Entre los que creen que Robledo está en condiciones de salir se encuentra el ministro de la Corte Suprema de Justicia de la Nación, Eugenio Raúl Zaffaroni. «Nadie puede sufrir una pena realmente perpetua en la Argentina. La perpetua es susceptible de libertad condicional.»
Es el argentino que más años lleva preso. Hasta Arquímedes Puccio, el siniestro líder del clan que secuestraba y matara empresarios, salió en libertad hace cuatro años pese a que tenía la misma condena que Robledo: reclusión perpetua por tiempo indeterminado, que fue declarada anticonstitucional.
En los últimos dos años ocurrió algo impensado. Robledo recibió tres propuestas en el caso de que saliera de la cárcel. El dueño de un campo de Azul le ofreció custodiar sus tierras, un hombre le dijo que le gustaría que fuera sereno de un negocio de Tigre y una mujer de unos 30 años le ofreció su casa en Tandil. Recuerdo el día que le pregunté qué pensaba hacer el día que recuperara la libertad: «Rodolfito –me dijo con su voz aflautada–, me voy a vivir con vos. Me tirás un colchoncito. Yo no ronco.»
Pensé que me iba a encontrar con el monstruo desalmado que iba a atacarme. «Es incapaz de sentir piedad», concluyó hasta el perito que contrataron sus padres para defenderlo.

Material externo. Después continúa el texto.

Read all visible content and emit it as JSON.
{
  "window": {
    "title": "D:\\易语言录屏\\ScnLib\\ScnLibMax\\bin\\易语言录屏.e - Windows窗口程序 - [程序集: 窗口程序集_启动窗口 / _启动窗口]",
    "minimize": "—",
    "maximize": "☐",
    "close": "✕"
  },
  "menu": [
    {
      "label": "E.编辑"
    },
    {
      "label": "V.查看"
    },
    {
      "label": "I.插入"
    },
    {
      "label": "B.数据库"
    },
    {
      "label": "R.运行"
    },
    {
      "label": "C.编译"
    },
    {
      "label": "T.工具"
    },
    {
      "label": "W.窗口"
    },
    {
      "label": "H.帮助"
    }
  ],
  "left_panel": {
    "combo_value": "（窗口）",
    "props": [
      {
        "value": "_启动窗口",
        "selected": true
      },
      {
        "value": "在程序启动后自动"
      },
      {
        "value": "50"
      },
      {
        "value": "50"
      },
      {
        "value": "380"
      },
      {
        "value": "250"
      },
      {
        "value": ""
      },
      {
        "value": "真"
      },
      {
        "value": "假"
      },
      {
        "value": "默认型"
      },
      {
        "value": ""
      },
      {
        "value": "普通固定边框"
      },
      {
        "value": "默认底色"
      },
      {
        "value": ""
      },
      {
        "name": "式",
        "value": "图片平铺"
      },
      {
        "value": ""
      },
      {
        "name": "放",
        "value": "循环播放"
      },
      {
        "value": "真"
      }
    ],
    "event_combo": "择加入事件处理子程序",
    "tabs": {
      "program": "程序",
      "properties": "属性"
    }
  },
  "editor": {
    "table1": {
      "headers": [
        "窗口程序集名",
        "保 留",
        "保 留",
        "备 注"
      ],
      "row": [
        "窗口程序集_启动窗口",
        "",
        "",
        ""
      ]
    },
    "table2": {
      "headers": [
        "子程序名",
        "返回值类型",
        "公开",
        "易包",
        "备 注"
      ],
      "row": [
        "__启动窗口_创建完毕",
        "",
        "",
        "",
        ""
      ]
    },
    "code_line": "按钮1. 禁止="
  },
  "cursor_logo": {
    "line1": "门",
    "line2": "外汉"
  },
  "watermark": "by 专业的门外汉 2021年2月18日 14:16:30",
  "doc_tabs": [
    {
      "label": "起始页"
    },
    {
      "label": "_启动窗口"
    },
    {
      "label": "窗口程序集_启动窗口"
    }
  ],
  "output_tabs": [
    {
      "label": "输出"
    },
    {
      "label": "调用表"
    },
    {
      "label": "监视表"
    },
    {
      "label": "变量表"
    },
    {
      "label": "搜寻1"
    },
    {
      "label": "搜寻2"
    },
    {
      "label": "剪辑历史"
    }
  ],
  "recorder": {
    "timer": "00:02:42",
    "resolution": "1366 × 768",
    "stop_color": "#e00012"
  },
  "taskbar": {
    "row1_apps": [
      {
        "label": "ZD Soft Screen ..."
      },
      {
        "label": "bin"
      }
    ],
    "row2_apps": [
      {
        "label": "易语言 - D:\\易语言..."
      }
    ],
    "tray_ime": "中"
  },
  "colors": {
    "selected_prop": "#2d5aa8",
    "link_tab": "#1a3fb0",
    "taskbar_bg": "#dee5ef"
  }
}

Pero me sorprendió la tarde en que Robledo me habló de los recuerdos de su infancia. «Nunca olvidaré el día en que mi padre me enseñó a remontar un barrilete», me dijo, y luego se puso a llorar. Su tristeza y melancolía desbordaban de su cuerpo pequeño. Cualquiera podría empujar a Robledo y lastimarlo. Lo que genera temor es su leyenda negra: que haya matado a sangre fría, aunque ahora sea como un muerto en vida que, como dice él, muere todos los días un poco.
En las charlas que tuvimos hablaba de su sueño de suceder a Perón («haré un llamamiento a los jóvenes»), de sus deseos de custodiar Buenos Aires con una jauría de rottweilers, de la carta que le mandó a Galtieri para ofrecerse como soldado en Malvinas, de su proyecto para que la Policía Federal persiga a los delincuentes con un batimóvil. Para su cumpleaños le regalé una camiseta de River, club de sus amores, y solía llevarle libros de ficción y de historia. Desde La novela de Perón, de Tomás Eloy Martínez («El mejor regalo que me hicieron en mi vida», me agradeció), hasta A sangre fría, de Truman Capote, y La Comunidad organizada, de Perón. Él me regaló casetes con música de Los redonditos de Ricota (es fanático del Indio Solari y se rapa como él), un matambre que tuve que regalar y cuatro dibujos infantiles que muestran su costado más humano.
No volví a ser el mismo después de conocer a Robledo. Es imposible atravesar una oscuridad sin salir oscurecido. Penetrar infiernos ajenos sin construir el infierno propio. Había algo en su mirada que intoxicaba: le pasó a otras personas que tuvieron trato con él, incluso el forense Osvaldo Raffo, que lo examinó, quedaba sumido en un estado extraño, viscoso y sombrío.
A veces siento que su mirada me sigue, como cuando me iba de la cárcel y él se quedaba. Me daba vuelta y seguía mirándome: sus ojos celestes se clavaban en mi espalda. Recuerdo sus palabras en el último encuentro: «Te compadezco, Rodolfito. Allá afuera es un infierno.»
Nos dimos un abrazo. En ese momento ignoraba que nunca más volvería a verlo.
Tengo esa imagen grabada en la cabeza. Yo caminando hacia la salida, oscurecido de ver tanto abismo, y él saludando con la mano desde lejos. Ese día, Robledo se quedó en su infierno, como siempre. Y yo volví al mío. «

Vida y obra del ángel de la muerte

Infancia: nació el 19 de enero de 1952 en Capital Federal. A los 18 años comenzó a robar en Vicente López, San Isidro y Villa Adelina.
Delitos: entre el 15 de marzo de 1971 y el 1 de febrero de 1972 mató a balazos a 11 personas.
Detención: lo detuvieron el 3 de febrero por el doble crimen que cometió en la ferretería Masseiro hermanos.
Modus operandi: actuaba con dos cómplices: Jorge Ibáñez, muerto en un extraño accidente de autos cuando viajaba con Robledo, y Héctor Somoza, asesinado por Robledo y desfigurado con un soplete en el último robo.
Torturado: confesó luego de ser torturado en la Comisaría 1ª de Tigre, que en la dictadura fue centro clandestino de detención.
Condena: el 27 de noviembre de 1980 fue condenado a reclusión perpetua por la justicia de San Isidro por ser autor de diez homicidios agravados, un homicidio simple, 17 robos y dos casos de abuso deshonesto.
En octubre de este año, La Sala I de la Cámara de Apelaciones y Garantías de San Isidro le negó la libertad. Robledo pidió que le den una inyección letal.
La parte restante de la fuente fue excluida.